La Merkel come Goethe a Paestum: tappa anche in un’azienda agricola per degustare prodotti della filiera bufalina
Angela Merkel ha trascorso la mattinata a Paestum per una visita privata ai templi e al museo archeologico. L’ex cancelliera tedesca, accompagnata dal marito Joachim Sauer, dal direttore del Parco di Pompei Gabriel Zuchtriegel e dalla direttrice del Parco Archeologico di Paestum Tiziana D’Angelo, ha scelto un profilo discreto, senza fotografi né appuntamenti ufficiali.
Dopo il percorso tra le architetture doriche, Merkel ha raggiunto l’azienda agricola San Salvatore 1988, dove ha assaggiato mozzarella di bufala, yogurt e vini del territorio.

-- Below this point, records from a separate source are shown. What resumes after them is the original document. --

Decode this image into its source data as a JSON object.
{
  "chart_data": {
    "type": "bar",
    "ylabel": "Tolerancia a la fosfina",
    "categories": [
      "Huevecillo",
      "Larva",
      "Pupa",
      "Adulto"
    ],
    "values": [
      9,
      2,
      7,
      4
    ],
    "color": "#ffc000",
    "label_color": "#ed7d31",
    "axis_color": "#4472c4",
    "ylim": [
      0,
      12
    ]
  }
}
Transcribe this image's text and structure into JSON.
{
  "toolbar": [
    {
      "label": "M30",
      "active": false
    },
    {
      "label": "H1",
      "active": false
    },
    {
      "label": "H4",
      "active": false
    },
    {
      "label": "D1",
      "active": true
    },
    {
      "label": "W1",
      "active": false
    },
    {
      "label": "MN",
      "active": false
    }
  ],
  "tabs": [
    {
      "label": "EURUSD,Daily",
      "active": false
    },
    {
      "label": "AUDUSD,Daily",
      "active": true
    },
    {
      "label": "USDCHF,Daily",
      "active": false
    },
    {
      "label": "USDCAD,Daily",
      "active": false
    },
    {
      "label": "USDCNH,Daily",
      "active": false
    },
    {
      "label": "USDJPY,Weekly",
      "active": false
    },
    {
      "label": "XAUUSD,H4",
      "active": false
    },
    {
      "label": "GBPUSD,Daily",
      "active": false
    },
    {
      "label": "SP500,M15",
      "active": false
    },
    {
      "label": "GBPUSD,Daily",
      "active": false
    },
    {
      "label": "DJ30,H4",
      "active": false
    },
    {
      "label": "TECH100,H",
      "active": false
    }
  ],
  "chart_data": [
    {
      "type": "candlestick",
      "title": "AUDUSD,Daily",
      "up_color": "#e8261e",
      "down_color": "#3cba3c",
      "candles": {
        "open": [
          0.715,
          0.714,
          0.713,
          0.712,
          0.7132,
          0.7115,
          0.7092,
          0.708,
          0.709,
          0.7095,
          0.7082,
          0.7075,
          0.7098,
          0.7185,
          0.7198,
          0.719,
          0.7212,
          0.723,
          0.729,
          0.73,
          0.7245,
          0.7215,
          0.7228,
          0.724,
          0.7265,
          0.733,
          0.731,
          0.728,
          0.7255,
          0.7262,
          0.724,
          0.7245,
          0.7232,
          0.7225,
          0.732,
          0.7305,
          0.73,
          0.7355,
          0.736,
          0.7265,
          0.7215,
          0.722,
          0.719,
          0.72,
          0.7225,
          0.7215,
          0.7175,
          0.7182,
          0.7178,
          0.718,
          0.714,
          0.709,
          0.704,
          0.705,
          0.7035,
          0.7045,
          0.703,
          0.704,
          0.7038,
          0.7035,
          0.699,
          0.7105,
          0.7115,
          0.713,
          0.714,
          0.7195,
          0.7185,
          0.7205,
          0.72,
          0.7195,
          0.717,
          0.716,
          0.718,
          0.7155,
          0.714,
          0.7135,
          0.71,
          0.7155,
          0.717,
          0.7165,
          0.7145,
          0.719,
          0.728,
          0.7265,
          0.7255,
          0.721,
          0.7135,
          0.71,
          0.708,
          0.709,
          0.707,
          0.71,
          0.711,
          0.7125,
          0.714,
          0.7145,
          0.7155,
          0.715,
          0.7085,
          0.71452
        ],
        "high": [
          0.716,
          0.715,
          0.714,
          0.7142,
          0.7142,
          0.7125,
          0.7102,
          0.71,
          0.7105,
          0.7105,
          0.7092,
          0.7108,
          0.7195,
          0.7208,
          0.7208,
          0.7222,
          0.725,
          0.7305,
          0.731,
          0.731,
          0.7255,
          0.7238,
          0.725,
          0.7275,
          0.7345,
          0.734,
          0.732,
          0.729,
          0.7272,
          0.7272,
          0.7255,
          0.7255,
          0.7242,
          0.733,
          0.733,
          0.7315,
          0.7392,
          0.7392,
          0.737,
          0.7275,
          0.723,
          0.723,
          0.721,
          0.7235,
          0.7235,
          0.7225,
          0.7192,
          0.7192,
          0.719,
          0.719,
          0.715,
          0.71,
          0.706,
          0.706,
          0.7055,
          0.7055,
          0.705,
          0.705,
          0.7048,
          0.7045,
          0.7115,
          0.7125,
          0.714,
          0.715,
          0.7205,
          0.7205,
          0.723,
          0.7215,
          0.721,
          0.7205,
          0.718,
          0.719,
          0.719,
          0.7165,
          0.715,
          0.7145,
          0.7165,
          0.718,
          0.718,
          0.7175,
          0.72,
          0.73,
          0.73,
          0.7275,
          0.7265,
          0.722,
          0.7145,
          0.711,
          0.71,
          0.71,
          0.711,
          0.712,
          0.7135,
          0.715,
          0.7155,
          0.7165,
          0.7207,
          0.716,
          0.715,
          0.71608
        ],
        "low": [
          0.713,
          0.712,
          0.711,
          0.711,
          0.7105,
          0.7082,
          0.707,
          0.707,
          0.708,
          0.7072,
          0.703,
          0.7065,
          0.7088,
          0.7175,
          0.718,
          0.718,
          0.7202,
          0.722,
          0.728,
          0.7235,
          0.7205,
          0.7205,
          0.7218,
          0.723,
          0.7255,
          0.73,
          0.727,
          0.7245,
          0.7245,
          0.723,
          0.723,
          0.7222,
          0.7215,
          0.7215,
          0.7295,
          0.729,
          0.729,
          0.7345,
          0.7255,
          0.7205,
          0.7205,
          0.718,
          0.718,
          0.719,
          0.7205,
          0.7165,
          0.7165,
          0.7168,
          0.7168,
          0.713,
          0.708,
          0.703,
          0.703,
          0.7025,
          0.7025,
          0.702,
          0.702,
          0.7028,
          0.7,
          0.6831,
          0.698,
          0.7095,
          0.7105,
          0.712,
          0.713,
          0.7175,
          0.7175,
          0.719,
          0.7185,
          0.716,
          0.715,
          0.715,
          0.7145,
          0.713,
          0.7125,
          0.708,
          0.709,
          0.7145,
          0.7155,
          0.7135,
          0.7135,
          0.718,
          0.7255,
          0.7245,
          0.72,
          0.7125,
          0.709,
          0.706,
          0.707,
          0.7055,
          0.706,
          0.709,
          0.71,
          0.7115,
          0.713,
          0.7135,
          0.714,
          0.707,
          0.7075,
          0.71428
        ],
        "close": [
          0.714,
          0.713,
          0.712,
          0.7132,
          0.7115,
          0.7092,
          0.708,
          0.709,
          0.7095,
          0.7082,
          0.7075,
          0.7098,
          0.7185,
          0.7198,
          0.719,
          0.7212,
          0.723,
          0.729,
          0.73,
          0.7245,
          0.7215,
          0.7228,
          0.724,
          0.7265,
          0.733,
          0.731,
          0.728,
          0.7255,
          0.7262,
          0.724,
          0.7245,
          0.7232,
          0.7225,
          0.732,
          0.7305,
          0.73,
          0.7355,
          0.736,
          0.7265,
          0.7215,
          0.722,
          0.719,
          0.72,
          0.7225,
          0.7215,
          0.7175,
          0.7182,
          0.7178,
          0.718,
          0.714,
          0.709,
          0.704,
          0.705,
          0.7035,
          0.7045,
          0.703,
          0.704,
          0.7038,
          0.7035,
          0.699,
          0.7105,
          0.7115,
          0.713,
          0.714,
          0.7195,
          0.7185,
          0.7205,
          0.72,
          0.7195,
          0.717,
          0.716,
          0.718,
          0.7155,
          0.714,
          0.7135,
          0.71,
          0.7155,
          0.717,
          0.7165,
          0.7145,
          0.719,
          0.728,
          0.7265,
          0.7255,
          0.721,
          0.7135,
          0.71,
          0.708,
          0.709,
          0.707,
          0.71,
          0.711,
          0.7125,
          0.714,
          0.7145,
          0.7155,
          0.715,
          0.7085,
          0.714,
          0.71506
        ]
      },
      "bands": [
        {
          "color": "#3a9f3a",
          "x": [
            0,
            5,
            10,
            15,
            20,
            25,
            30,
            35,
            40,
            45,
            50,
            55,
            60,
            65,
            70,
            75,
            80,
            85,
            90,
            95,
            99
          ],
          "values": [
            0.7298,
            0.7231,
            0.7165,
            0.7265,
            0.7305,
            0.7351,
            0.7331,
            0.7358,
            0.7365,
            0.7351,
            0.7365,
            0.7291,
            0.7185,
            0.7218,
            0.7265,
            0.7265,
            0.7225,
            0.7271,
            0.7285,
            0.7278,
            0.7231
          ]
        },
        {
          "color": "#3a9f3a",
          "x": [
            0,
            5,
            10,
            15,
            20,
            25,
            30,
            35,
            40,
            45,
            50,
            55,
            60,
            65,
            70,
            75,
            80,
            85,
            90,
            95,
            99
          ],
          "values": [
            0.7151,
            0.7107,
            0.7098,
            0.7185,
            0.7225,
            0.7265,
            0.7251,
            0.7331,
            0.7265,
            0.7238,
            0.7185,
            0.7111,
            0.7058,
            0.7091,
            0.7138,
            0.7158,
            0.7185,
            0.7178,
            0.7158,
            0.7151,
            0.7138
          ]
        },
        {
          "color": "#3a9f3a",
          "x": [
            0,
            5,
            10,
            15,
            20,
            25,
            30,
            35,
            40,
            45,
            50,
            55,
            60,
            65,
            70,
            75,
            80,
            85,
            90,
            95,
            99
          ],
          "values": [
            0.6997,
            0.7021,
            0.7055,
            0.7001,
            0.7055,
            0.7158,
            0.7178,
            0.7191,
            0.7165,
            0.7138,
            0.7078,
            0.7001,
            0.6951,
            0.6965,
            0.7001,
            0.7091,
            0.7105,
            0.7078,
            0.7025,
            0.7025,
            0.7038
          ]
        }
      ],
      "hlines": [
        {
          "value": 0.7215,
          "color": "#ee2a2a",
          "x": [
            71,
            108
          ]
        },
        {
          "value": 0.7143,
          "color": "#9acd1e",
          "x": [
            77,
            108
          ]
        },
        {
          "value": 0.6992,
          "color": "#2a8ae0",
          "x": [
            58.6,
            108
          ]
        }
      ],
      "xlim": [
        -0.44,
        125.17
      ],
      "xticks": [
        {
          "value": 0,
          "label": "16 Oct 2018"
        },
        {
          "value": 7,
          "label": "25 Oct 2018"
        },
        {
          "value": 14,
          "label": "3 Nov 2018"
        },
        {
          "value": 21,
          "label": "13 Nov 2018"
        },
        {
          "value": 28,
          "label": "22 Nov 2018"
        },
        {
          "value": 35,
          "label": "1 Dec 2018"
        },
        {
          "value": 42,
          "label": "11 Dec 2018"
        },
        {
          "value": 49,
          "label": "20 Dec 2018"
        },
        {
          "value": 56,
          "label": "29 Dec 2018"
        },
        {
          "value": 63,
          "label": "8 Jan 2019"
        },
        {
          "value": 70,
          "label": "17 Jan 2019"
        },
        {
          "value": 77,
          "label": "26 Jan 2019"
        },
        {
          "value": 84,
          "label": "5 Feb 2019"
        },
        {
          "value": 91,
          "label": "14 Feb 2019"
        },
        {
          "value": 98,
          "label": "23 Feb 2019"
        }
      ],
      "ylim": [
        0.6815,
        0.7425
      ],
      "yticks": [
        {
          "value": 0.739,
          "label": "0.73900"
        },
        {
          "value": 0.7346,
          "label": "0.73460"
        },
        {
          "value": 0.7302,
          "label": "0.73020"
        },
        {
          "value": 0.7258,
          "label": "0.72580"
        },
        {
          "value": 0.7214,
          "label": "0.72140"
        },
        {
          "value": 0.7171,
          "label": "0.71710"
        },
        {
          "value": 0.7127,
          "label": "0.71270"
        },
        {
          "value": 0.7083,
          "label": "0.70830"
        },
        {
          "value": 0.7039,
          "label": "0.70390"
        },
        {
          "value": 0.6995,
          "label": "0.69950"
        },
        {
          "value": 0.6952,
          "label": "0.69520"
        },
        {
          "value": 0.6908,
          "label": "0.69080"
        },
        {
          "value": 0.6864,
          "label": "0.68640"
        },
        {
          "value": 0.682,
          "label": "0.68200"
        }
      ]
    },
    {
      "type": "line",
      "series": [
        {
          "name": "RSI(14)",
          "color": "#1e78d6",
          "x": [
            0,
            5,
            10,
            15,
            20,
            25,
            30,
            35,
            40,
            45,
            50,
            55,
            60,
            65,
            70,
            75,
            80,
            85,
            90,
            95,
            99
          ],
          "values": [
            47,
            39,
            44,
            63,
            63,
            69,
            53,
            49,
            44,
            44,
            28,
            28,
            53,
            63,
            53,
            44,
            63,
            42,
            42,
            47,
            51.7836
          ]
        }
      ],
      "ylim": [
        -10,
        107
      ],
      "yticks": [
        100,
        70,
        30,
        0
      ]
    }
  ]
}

A guidarla nella degustazione è stato l’imprenditore Antonello Rizzo, che ha raccontato l’interesse della ex cancelliera per la produzione locale. «Ha chiesto come vengono realizzati mozzarella e yogurt e si è sorpresa della loro qualità», ha spiegato.
La ex cancelliera era stata avvistata a Napoli nei giorni scorsi al tavolo di una pizzeria, Paestum divenne una meta obbligata del “Grand Tour” per i giovani aristocratici e intellettuali europei, inclusi i tedeschi, a partire dalla metà del XVIII secolo. La figura più emblematica di questo periodo è Johann Wolfgang von Goethe, che visitò Paestum durante il suo “Viaggio in Italia” (Italienische Reise) tra il 1786 e il 1788.